The code is used below, but it doesn't work.
library("XML")
library("httr")
library("stringr")
data <- list()
for( i in 101:201){
url <- paste('bbsdoc1/USANews_', i, '_0.html', sep='')
html <- content(GET("http://www.mitbbs.com/", path = url),as = 'parsed')
url.list <- xpathSApply(html, "//td[#align='left' height=26]/[#class='news1' href]", xmlAttrs)
data <- rbind(data, url.list)
}
Your suggestions are really appreicated!
You should look into the rvest package which simplifies things a lot
library(rvest); library(dplyr)
myList <- read_html("http://www.mitbbs.com/bbsdoc1/USANews_101_0.html") %>%
html_nodes(".news1") %>% xml_attr("href")
mtList
myList %>% gsub("/article_t", "", .)
Retrieve the document
library(XML)
html = htmlParse("http://www.mitbbs.com/bbsdoc1/USANews_101_0.html")

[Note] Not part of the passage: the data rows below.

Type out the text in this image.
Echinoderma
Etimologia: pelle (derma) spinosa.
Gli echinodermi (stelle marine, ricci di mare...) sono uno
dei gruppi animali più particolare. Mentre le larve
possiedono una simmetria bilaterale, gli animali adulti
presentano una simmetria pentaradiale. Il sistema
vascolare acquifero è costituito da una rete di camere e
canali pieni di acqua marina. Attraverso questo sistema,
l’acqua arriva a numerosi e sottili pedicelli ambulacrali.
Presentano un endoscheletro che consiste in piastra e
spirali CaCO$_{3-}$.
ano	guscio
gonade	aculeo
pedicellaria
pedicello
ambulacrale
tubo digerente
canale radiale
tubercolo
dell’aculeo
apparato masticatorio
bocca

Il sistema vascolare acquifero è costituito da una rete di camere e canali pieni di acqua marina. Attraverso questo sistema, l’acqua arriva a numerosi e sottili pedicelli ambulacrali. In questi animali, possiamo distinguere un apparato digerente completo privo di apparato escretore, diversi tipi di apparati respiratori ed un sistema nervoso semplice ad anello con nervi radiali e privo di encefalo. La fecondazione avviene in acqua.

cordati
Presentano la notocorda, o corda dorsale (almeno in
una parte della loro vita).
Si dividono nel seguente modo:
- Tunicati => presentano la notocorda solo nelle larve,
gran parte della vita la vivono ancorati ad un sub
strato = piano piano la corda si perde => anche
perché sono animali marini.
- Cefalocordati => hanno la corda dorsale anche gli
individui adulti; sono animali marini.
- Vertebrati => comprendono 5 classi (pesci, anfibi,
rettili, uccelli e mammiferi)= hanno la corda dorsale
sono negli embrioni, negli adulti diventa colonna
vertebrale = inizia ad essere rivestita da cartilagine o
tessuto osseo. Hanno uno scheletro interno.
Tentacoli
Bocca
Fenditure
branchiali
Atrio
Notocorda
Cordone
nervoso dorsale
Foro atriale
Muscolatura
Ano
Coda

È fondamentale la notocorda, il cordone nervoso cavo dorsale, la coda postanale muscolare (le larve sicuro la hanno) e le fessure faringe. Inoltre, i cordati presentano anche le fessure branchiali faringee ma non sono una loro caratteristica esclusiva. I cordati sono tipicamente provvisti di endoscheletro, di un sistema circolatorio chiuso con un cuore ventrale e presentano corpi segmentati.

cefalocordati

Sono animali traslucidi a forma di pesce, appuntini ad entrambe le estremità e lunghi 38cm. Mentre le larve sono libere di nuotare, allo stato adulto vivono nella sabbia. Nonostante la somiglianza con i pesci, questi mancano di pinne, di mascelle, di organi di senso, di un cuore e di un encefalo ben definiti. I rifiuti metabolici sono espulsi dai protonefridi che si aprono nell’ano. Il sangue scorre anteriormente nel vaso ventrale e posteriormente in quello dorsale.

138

and extract the links and text you're interested in using the appropriate xpath query
href = "//a[./#class='news1']/#href"
text = "//a[./#class='news1']/text()"
df = data.frame(
url=sub("article_t/", "", sapply(html[href], as.character)),
text=trimws(sapply(html[text], xmlValue)))
trimws() is a function in recent versions of R.